Nvidia CEO Jen-Hsun Huang used his keynote at the GDC2016 today to announce the Tesla P100 GPU card and hailed it as "the most advanced accelerator ever built". This GPU accelerator marks a milestone as it is the first to be based upon Nvidia's 11th generation Pascal architecture. It is expected that the new GPU card will be leveraged to build a new generation of data centres capable of deep learning feats that will go further than ever before in meeting scientific challenges such as "finding cures for cancer, understanding climate change, building intelligent machines".
Keeping his foot on the hyperbole accelerator Huang said the Nvidia Tesla P100 GPU was based upon five "miracle" technological breakthroughs. The breakthroughs were listed as follows:
- Nvidia Pascal architecture for exponential performance leap - A Pascal-based Tesla P100 solution delivers over a 12x increase in neural network training performance compared with a previous-generation Nvidia Maxwell-based solution.
- Nvidia NVLink for maximum application scalability - The Nvidia NVLink high-speed GPU interconnect scales applications across multiple GPUs, delivering a 5x acceleration in bandwidth compared to today's best-in-class solution. Up to eight Tesla P100 GPUs can be interconnected with NVLink to maximize application performance in a single node, and IBM has implemented NVLink on its POWER8 CPUs for fast CPU-to-GPU communication.
- 16nm FinFET for unprecedented energy efficiency - With 15.3 billion transistors built on 16 nanometer FinFET fabrication technology, the Pascal GPU is the world's largest FinFET chip ever built2. It is engineered to deliver the fastest performance and best energy efficiency for workloads with near-infinite computing needs.
- CoWoS with HBM2 for big data workloads -The Pascal architecture unifies processor and data into a single package to deliver unprecedented compute efficiency. An innovative approach to memory design, Chip on Wafer on Substrate (CoWoS) with HBM2, provides a 3x boost in memory bandwidth performance, or 720GB/sec, compared to the Maxwell architecture.
- New AI algorithms for peak performance -New half-precision instructions deliver more than 21 teraflops of peak performance for deep learning.
It was claimed that a Tesla GPU with NVLINK will deliver up to 50X performance boosts for data centre applications (see chart above for comparison to Intel Haswell based servers).
Raw performance numbers for the P100 are as follows; 5.3 TeraFLOPS double-precision, 10.6 TeraFLOPS single-precision, 21.2 TeraFLOPS half-precision performance, 160GB/s interconnect bandwidth with NVIDIA NVLink, and 720GB/s memory bandwidth with its 16GB of unified CoWoS HBM2 Stacked Memory.
Nvidia DGX-1
Launching alongside the Tesla P100 is Nvidia's DGX-1 Deep Learning System "supercomputer in a box". The DGX-1 uses eight Tesla GP100 GPU cards with 16GB per GPU, providing 170TFLOPS (half precision performance) from its 28,672 CUDA cores. This machine also packs dual 16-core Intel Xeon E5-2698 v3 2.3GHz processors, 512GB of DDR4 RAM, 4x 1.92TB SSD RAID, Dual 10GbE, 4 IB EDR networking, and requires a maximum of 3,200W. Nvidia's DGX-1 measures 866D x 444W x 131H (mm) and weighs 60Kg (134lbs). Again, compared to an Intel Xeon E5-2697 v3 based processing solution, the DGX-1 offers 56X more performance in TFLOPS and 75X faster training for artificial intelligence.
It is intended that the DGX-1 will be used by firms hoping to accelerate deep learning and is thus supplied with software, in a turnkey solution, to undertake such tasks.
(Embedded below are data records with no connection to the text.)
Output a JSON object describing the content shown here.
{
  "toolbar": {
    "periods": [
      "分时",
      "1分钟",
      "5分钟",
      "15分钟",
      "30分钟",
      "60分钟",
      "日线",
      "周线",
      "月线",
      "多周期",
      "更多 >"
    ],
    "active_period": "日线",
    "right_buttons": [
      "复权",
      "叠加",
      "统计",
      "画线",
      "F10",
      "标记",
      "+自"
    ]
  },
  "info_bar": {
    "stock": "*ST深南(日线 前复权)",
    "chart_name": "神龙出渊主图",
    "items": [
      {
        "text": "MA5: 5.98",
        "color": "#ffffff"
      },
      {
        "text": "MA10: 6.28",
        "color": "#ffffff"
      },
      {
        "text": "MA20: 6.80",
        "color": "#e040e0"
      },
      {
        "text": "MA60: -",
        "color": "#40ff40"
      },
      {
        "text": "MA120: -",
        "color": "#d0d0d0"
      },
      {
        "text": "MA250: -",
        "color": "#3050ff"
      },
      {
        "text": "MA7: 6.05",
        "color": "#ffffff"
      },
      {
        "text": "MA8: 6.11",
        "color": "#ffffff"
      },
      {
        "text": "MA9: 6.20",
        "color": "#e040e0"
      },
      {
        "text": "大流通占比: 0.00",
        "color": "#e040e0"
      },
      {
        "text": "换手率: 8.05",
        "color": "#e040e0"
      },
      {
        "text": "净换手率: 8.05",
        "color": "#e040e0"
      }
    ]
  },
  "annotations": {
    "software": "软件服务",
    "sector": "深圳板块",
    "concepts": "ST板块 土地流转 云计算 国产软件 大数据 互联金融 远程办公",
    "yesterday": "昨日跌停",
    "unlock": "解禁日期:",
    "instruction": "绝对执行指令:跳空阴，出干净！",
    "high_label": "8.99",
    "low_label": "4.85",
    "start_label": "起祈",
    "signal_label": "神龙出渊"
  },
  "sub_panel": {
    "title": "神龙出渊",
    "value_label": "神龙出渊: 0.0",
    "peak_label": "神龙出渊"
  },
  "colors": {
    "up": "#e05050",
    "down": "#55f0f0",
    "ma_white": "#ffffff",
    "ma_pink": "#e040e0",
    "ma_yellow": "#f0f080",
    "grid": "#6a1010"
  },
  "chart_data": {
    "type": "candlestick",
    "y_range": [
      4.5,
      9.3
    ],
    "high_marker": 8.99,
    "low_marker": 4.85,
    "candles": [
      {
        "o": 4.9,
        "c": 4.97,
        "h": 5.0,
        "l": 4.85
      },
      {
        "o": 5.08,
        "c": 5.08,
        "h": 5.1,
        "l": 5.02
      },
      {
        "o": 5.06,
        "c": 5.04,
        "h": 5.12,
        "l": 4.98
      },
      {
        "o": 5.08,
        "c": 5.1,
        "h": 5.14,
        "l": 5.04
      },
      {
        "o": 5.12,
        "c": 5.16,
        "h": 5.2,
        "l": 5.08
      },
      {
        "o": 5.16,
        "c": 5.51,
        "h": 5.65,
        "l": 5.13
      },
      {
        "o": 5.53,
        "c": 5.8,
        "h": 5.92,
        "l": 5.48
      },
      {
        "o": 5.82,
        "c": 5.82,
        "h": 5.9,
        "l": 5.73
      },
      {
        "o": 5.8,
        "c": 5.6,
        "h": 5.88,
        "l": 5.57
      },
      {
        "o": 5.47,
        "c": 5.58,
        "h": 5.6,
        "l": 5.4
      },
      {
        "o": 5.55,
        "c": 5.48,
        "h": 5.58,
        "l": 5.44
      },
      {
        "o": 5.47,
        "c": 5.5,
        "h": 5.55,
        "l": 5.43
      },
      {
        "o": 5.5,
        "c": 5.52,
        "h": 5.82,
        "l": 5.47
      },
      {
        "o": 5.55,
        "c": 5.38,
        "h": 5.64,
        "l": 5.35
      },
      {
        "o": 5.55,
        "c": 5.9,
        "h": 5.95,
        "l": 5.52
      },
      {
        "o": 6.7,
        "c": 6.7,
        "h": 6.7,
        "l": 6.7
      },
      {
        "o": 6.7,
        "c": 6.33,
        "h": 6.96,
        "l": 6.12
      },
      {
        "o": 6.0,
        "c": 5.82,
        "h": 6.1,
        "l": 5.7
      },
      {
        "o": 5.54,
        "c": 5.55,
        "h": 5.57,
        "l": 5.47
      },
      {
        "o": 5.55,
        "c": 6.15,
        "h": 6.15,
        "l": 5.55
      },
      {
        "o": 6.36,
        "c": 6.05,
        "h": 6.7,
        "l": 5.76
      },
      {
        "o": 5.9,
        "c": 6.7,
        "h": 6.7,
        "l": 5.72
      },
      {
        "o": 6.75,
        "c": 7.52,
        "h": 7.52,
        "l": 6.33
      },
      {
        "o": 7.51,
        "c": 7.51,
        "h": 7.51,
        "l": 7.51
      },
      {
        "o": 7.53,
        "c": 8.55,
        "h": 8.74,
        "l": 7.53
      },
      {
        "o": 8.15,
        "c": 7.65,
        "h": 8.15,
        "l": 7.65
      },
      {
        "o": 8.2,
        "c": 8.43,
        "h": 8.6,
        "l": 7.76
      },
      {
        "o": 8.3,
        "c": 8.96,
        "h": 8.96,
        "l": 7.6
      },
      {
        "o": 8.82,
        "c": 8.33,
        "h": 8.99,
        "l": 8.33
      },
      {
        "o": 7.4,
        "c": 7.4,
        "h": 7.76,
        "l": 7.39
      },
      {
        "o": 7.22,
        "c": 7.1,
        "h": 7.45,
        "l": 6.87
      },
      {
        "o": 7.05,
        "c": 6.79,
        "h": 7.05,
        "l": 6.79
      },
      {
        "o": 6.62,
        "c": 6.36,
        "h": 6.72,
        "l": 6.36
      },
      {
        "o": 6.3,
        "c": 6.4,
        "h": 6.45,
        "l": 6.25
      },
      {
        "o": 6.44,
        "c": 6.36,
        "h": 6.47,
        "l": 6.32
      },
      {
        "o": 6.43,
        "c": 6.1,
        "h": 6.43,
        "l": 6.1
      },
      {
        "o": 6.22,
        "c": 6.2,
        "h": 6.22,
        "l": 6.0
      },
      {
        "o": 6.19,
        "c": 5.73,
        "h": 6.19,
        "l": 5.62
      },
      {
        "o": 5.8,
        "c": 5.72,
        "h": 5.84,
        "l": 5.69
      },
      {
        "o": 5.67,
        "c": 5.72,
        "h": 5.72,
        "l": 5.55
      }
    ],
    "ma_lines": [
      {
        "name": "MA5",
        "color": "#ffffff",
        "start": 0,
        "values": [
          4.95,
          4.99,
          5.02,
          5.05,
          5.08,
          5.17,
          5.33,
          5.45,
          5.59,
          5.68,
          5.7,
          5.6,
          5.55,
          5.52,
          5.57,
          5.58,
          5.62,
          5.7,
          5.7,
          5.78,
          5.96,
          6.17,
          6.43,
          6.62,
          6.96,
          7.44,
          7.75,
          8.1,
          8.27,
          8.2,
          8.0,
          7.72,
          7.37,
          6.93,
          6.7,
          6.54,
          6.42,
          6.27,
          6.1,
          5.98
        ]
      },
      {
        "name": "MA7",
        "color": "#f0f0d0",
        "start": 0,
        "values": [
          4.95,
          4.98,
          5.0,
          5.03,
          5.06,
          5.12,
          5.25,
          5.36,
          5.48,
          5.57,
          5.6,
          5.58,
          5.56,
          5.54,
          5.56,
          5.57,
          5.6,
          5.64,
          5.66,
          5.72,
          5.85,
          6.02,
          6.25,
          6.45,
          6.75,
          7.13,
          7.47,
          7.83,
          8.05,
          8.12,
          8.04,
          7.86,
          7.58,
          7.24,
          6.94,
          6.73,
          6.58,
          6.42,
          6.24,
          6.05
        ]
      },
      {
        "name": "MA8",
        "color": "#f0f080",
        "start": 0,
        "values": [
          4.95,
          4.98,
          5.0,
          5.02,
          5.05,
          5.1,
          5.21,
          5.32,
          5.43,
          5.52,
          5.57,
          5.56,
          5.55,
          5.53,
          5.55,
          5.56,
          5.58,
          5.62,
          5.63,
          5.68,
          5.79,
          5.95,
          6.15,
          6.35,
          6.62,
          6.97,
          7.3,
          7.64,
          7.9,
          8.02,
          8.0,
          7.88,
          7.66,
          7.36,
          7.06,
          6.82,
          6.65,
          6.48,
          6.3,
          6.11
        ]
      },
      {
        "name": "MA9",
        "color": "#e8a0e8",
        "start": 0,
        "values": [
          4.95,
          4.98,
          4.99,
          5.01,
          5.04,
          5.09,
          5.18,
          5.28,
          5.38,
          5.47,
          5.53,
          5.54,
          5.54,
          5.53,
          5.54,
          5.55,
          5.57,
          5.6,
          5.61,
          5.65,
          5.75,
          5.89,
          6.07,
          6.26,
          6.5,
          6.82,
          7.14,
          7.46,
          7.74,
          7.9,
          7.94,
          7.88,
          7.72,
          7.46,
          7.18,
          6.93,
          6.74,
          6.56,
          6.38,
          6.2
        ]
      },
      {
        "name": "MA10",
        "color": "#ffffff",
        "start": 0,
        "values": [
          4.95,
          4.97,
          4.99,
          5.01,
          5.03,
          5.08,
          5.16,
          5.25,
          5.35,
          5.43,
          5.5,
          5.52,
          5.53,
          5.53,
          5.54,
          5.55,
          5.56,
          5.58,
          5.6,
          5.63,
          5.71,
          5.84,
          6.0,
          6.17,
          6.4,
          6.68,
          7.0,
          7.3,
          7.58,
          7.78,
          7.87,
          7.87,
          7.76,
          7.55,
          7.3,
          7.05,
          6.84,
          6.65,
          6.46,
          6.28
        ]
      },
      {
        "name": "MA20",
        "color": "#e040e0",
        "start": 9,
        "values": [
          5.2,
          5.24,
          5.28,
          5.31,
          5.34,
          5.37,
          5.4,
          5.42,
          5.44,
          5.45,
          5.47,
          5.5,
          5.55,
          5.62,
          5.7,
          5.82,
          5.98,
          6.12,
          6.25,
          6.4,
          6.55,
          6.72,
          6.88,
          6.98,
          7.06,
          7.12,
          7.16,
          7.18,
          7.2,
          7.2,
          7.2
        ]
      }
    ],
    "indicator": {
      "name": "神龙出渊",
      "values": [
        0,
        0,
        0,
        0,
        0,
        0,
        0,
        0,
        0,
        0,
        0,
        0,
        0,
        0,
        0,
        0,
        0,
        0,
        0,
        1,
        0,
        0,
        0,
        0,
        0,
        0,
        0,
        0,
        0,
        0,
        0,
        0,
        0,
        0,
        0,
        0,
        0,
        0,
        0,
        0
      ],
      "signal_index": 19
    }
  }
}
Software bundled with the DGX-1 includes; the NVIDIA Deep Learning SDK, the DIGITS GPU training system, drivers, and CUDA for designing the most accurate deep neural networks (DNN). The Ubuntu Server Linux OS is installed to support this software.
Already Nvidia is boasting that Massachusetts General Hospital is one of the first customers using the DGX-1 for its clinical data centre. The AI will be deployed at the hospital to learn about and diagnose heart disease using radiology and pathology data and an archive of 10 billion medical images. Furthermore 'AI industry leaders' such as Facebook, IBM and Baidu have already voiced support for the DGX-1 as one of the first of a new class of servers.
The Tesla P100 is in volume production now with the first wave of production earmarked for DGX-1 supercomputers. DGX-1 nodes will become available in June for $129,000.